Opinion: The final word on Jimmy Carr
The comedian’s crass Holocaust joke wasn’t funny, but would cancelling him signal the end of free speech?
Tuesday 15 February 2022 By George Chesterton
Humour is not karmically neutral. It is action with consequences for the joker and the target. Even if you punch up, you’re still punching. The trade-off for even the most benign laughter is that someone, somewhere pays for it.
Jimmy Carr’s joke about the ‘gypsy’ victims of the Holocaust conveniently encapsulates the divide between those who believe comedy has a set of unacceptable targets (anything that would come under the workplace definition of harassment – protected characteristics such as race, sexuality, age, disability, religion) and those who believe it is the last, precious bastion of genuinely free speech. It is, of course, not neat enough to fit in either camp.
Comedy is a commodity – in the end the market will dictate supply and demand. Producers and commissioning editors don’t make moral judgments based on their beliefs (this is the media we are talking about here), but decide who is in and who is out based on the potential benefits or harm an individual can do to their brand. Outrage is balanced against risk. Carr is unlikely to endure any major consequences, because enough people in positions of influence are happy to support him, and enough people on the outside don’t mind jokes about gypsies. Shocking, but sadly a reality.
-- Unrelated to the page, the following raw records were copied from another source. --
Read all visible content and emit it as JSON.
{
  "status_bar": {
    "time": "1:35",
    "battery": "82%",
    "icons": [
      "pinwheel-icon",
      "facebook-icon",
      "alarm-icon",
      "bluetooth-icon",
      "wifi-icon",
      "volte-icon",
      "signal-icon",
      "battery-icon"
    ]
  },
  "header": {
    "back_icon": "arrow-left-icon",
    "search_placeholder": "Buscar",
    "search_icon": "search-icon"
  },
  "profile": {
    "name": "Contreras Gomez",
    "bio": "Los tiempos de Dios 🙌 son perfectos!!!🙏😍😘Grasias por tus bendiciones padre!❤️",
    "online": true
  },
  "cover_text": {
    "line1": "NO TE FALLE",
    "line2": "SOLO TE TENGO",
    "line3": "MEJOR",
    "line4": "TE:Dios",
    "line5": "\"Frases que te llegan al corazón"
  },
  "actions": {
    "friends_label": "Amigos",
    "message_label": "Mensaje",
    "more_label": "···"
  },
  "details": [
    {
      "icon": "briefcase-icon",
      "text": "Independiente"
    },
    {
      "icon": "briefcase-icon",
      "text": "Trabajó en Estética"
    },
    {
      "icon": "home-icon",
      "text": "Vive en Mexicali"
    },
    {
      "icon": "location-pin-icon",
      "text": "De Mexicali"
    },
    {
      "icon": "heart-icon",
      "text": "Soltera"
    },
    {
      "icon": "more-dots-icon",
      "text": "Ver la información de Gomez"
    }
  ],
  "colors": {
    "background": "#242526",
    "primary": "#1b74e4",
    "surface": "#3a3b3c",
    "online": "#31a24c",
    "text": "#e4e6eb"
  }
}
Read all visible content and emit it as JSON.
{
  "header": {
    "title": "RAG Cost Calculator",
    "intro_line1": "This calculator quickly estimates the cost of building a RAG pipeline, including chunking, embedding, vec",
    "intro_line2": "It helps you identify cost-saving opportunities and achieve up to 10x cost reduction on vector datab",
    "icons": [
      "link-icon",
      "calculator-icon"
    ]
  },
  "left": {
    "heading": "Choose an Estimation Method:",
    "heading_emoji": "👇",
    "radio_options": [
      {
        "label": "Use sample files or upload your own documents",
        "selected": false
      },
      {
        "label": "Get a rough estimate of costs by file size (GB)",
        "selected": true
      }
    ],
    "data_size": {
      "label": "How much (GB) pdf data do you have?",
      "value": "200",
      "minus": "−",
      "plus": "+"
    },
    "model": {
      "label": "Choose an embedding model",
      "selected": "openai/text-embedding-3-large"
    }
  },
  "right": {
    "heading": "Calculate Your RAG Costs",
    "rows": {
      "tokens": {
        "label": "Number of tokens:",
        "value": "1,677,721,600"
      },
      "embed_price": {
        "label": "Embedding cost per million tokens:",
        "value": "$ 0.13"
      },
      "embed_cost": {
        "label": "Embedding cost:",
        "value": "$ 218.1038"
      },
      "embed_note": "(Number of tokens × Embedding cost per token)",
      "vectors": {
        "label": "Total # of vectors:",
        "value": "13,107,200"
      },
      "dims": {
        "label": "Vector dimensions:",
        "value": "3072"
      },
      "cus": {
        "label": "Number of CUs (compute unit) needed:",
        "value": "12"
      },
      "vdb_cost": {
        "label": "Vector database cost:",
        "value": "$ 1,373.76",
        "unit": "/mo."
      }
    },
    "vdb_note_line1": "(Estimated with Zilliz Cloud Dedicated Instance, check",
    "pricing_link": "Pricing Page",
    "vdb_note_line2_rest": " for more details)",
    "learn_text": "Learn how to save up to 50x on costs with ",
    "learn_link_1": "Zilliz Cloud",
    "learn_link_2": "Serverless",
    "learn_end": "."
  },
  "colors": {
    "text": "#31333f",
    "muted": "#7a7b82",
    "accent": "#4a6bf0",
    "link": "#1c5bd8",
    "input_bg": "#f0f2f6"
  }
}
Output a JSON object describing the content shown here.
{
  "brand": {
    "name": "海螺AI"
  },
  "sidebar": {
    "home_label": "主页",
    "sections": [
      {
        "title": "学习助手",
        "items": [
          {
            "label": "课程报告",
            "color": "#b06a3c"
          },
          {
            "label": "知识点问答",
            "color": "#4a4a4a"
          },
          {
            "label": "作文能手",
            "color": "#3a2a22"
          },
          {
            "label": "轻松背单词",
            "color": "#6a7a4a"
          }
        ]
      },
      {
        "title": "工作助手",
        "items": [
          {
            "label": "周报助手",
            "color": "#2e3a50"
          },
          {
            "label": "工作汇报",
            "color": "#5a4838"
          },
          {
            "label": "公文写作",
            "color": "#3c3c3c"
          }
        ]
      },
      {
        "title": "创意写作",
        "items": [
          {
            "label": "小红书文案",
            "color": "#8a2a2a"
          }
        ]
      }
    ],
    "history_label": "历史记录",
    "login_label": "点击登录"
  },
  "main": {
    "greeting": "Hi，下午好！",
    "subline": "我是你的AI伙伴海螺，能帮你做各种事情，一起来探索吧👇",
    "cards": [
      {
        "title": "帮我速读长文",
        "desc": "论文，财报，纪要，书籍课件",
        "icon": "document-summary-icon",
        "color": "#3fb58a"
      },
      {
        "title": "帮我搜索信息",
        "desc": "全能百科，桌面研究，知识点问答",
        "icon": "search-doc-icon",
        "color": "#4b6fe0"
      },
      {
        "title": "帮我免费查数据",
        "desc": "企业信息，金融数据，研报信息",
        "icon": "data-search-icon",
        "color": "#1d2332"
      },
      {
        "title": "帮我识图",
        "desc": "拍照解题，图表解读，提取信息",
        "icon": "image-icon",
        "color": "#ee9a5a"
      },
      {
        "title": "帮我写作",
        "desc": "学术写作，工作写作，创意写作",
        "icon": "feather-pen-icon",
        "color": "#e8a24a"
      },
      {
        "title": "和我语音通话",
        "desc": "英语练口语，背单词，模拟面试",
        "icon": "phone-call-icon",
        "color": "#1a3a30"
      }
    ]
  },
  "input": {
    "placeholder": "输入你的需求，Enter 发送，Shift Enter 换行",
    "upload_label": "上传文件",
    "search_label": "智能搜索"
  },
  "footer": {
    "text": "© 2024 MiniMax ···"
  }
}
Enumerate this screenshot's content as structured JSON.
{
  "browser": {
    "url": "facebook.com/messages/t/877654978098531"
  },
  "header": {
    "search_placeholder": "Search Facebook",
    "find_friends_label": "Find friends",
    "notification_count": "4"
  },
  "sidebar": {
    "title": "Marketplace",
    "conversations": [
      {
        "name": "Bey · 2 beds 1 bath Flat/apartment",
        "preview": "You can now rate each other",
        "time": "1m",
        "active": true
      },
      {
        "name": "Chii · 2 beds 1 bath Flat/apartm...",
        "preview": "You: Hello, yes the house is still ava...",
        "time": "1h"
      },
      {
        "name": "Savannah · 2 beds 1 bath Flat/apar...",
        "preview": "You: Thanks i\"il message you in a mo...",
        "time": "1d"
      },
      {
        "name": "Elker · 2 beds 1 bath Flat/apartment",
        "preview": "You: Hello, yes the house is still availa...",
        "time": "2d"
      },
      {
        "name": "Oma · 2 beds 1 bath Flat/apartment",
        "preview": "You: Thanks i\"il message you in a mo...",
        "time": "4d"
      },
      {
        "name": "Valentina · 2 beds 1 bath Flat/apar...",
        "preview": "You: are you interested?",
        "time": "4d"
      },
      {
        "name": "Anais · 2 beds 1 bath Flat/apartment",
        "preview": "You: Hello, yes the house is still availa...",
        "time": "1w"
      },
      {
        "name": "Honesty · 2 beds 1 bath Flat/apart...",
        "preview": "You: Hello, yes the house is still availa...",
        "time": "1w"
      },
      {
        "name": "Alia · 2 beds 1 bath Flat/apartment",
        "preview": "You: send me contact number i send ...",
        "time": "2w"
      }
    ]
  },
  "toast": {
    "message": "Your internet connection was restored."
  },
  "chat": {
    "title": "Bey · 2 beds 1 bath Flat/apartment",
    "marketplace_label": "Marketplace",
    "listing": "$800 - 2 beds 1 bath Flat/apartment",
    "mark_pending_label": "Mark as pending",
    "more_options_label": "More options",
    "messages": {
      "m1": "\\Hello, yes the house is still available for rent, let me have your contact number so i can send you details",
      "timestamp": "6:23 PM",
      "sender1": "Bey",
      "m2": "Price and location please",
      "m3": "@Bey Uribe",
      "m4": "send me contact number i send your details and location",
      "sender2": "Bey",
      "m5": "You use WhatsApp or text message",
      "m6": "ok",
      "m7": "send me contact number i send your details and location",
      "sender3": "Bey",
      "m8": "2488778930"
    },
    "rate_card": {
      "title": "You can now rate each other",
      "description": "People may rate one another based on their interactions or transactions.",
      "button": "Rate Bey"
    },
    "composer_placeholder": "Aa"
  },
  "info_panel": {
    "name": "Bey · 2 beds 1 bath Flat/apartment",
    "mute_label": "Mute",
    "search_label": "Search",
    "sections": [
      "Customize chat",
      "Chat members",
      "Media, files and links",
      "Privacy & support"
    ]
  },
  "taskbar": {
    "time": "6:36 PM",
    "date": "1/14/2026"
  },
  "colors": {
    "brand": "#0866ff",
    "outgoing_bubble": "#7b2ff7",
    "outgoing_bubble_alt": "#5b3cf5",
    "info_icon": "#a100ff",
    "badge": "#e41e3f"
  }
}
It’s not a joke I’d laugh along with, but unlike a lot of people on social media, I don’t confuse myself with the universe. Carr knew it was a sick joke, caveating it as a ‘career ender’. That risk is surely part of the process for him. He seems like a clever man, if maybe a little too relentless to make relaxed company. Defending the joke on the grounds that Carr is a ‘really nice bloke’ isn’t really a defence at all. It doesn’t help that his supporters are generally media establishment figures from what you might euphemistically call the ‘dominant’ group in society. And it doesn’t help the case against him that his most vocal critics are part of the new left. Neither side does much to help define where Carr’s joke sits.
There is truth in the idea that we need comedians to express what we are often too cowardly to face in public. I really believe that, though I also believe making fun of Holocaust victims in this way doesn’t achieve it. Carr said the joke’s secondary purpose was to highlight the public’s ignorance of the non-Jewish victims of genocide. Perhaps drawing attention to the British public’s ambivalence towards travellers in 2022 would have been a more defendable position, since this is a prejudice that still lurks in the dining rooms of polite society long after many others of the post-war era have faded.
Whether this is crass cruelty or a pungent example of free speech is up to the individual to decide. Those individuals and their opinions make up those things we call society and culture. Perhaps in crudely karmic terms, this can be resolved by a ceremonial biff on the nose from Tyson Fury to restore gypsy honour. The telling irony of Fury’s rage at Carr is that he once made homophobic and anti-Semitic remarks (for which he apologised), and so finds himself on the side of legions of progressive Britons – the same people who signed a petition in their thousands urging the BBC to ban him from the Sports Personality of the Year shortlist. Funny old world, isn’t it?